Side effects included amenorrhea, hyperlipidemia, osteoporosis, and intentional weight loss. The complex interactions between hormones and ketone production are not well-understood and warrant further investigation. Hyperlipidemia may be reduced by limiting or eliminating heavy cream and decreasing the fat ratio of the ketogenic diet. Early vitamin D and calcium supplementation may reduce the risk of osteoporosis.

Patients in this study were self-selected and highly motivated, likely introducing bias into the cohort, which is a study limitation. Baseline seizure frequency was obtained retrospectively, based on 1-month prediet self-report, and may have led to an inaccurate determination of diet response.
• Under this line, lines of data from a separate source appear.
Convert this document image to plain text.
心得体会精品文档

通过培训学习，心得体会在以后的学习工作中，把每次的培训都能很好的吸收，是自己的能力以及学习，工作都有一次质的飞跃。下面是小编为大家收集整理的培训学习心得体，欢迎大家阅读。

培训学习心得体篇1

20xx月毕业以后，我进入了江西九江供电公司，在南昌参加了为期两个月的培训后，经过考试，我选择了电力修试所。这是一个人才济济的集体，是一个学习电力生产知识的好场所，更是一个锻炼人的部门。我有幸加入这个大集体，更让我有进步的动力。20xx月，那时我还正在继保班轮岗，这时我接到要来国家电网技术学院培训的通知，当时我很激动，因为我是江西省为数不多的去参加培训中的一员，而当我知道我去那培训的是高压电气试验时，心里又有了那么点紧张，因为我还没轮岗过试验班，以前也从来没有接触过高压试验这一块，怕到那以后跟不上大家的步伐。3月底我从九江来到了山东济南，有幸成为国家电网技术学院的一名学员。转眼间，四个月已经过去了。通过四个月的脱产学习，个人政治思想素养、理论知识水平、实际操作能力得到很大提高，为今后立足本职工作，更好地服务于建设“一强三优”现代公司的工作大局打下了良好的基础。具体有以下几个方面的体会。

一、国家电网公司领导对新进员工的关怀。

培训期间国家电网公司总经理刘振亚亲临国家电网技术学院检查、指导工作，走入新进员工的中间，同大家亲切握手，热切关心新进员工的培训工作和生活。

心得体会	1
Two patients had normal diagnostic studies but clinical history highly suggestive of focal epilepsy, and nonepileptic events cannot be excluded. In addition, two participants had an underlying diagnosis of GLUT1 deficiency syndrome, for which ketogenic diets are known to be the preferred treatment and highly successful in controlling seizures, further biasing the efficacy results. When excluding these patients from further analysis, 2 of 6 (33%) of the remaining participants became seizure-free on MAD, and 2 of 6 (33%) stopped diet therapy, while the remaining 2 of 6 (33%) had a greater than 50% seizure reduction. These findings argue that diet monotherapy may be of benefit in adult epilepsy, but studies with larger patient populations are needed to confirm this.

Conclusions

In conclusion, for adults with new-onset epilepsy who are resistant to trying antiseizure medications or have experienced intolerable side effects, a diet may be a feasible, well-tolerated (provided that appropriate measures are taken to prevent side effects), and effective alternative long-term. Prospective, randomized trials comparing diets with first-line antiseizure drug treatment are necessary to determine the comparative efficacy, treatment retention, and adverse effects.